The key to your solution is using the pad array declared in the code below. In a partial phone number 763, for example,

pad[7] will yield the array {'p','q','r'},

pad[6] will yield the array {'m','n','o'},

pad[3] will yield the array {'a','b','c'},

Then, use recursive method getAlpha(int[] num, int next, char[]alpha) to iterate over every combination possibility, forming an algorithmic tree of alphabetic progressions. At each leaf/end node of the tree, is a completed array of alphabets to be appended to the list. Using only one array of alphabets to be reused/overwritten when it recurse back to a previous digit position is possible because the stringified alphabet array is appended only when a leaf/end node is reached. stringify(char[]) not included here.

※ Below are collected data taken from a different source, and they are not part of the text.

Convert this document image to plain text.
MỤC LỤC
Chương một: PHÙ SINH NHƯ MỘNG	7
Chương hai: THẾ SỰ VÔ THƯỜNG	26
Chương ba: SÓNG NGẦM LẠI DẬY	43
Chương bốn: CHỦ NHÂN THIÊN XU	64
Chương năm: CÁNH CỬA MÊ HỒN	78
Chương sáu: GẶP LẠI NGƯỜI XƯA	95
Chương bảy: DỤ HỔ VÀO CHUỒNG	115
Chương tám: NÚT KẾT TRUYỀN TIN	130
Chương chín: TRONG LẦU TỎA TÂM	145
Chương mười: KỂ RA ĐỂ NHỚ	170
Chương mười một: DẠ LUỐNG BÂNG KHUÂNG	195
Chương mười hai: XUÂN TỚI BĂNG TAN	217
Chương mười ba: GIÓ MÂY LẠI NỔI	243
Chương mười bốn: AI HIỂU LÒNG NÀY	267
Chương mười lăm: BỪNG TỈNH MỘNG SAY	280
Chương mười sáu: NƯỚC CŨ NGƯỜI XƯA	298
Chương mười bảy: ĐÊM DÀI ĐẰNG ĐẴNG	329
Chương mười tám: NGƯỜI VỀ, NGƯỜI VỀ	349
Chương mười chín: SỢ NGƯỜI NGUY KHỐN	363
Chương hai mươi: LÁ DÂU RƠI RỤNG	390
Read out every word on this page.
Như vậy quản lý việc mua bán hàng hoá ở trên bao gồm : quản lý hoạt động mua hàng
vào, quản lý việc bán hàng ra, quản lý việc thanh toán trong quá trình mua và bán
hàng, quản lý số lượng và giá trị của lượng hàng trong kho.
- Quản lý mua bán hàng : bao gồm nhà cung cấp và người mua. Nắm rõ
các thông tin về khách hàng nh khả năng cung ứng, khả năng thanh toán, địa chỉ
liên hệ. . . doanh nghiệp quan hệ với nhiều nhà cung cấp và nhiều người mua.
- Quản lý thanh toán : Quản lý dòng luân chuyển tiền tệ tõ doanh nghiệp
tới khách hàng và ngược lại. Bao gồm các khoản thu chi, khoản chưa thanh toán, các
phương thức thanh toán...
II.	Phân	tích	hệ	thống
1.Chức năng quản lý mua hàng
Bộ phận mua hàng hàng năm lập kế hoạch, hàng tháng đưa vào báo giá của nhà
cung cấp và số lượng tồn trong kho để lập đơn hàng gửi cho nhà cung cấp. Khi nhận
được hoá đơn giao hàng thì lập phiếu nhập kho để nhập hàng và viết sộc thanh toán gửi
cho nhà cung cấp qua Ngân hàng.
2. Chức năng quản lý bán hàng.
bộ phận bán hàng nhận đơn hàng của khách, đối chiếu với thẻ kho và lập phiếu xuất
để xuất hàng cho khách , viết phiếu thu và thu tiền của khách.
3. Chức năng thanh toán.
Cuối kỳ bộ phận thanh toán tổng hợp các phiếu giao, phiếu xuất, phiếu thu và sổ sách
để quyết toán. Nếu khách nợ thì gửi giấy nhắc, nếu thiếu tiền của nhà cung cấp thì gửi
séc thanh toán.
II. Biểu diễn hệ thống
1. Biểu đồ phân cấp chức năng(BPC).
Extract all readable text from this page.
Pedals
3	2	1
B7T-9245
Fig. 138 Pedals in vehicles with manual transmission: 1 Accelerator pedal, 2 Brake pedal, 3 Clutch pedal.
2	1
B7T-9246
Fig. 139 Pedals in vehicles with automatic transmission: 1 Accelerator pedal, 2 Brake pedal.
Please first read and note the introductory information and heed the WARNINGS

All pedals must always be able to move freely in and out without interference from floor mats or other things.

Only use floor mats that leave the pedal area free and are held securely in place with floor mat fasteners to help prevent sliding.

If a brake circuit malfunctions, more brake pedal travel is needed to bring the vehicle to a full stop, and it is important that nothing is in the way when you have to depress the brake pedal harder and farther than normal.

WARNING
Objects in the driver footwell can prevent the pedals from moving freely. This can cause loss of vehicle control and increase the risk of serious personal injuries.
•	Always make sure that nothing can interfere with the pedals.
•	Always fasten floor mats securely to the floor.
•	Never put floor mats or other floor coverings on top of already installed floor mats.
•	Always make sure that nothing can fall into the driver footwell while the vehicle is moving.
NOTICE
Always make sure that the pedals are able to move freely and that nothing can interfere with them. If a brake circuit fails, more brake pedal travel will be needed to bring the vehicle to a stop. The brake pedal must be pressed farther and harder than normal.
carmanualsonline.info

getAlpha(int[] num) is the entry point method to start from digit position 0 of the recursion. Each recursion level processes the next digit of the phone number.

public class Z{
  // 2D array [i][j]
  // use phone digit as array index i
  final char[][] pad = {
    {'0'},
    {'1'},
    {'a','b','c'},
    {'d','e','f'},
    {'g','h','i'},
    {'j','k','l'},
    {'m','n','o'},
    {'p','q','r'},
    {'s','t','u','v'},
    {'w','x','y','z'},
  };

  // This will be the horrendously long list of possible alphabetic codes
  List<String> combinations = new ArrayList<String>();

  void getAlpha(int[] num, int next, char[]alpha){
    // iterate over all possible alphabets of next digit
    for (int i=0; i<pad[next].length; i++){
      //set,overwrite next cell of array with iterated alphabet
      alpha[next] = pad[next][i];
      if (i<num.length-1)
        //process next next digit
        getAlpha(num, next++, alpha);
      else
        //if end of number
        //append array to horrendously long list
        combinations.add(stringify(alpha));
    }
  }

  public void getAlpha(int[] num){
    getAlpha(num, 0, new char[num.length]);
  }
}

Answer 4

Based on h2g2java's but with the bugs fixed to make it work.

public class Z{
  // 2D array [i][j]
  // use phone digit as array index i
  final char[][] pad = {
    {'0'},
    {'1'},
    {'a','b','c'},
    {'d','e','f'},
    {'g','h','i'},
    {'j','k','l'},
    {'m','n','o'},
    {'p','q','r'},
    {'s','t','u','v'},
    {'w','x','y','z'},
  };

  // This will be the horrendously long list of possible alphabetic codes
  List<String> combinations = new ArrayList<String>();

  void getAlpha(int[] num, int next, char[]alpha){
    // iterate over all possible alphabets of next digit

    for (int i=0; i<pad[num[next]].length; i++){
      //set,overwrite next cell of array with iterated alphabet
      alpha[next] = pad[num[next]][i];
      if (next<num.length-1) {
        //process next next digit
        getAlpha(num, next + 1, alpha);
      } else {
        //if end of number
        //append array to horrendously long list
        combinations.add(String.valueOf(alpha));
      }
    }
  }

  public void getAlpha(int[] num){
    getAlpha(num, 0, new char[num.length]);
  }
}

• when returning from recursion next had been updated when making the previous call so when doing the next iteration of the for loop it is looking up a different number than it should in pad. Rather than incrementing it in the call we just pass the next value.
• Was using the position in the number instead of the number at that position to lookup the chracters in pad array. E.g. if the number was simply 233 it was giving 01a, 01b, 01c instead of add, ade...
• if (i<num.length-1) was wrong. We want to recursively call one time for each digit in the number so its: if (next < num.length-1)
• Changed stringify(alpha) to String.valueOf(alpha)

Answer 5

I assume the ultimate goal of this is to determine which existing words match a given phone number (like phonespell.org). If this is so, you could maybe apply the dictionary you will be using earlier in the process, and avoid having to generate a huge list of nonsensical words first. So in general:

• add all possible letters for the first digit to your solution list
• for the remaining digits:
  • for each solution:
  • remove solution from solution list
  • for each possible letter for the current digit:
    • candidate = solution + letter
    • if there is a dictionary word starting with candidate, add candidate to solution list

You could optimze this by copying all dictionary words still matching your solutions into a new reduced dictionary between each iteration.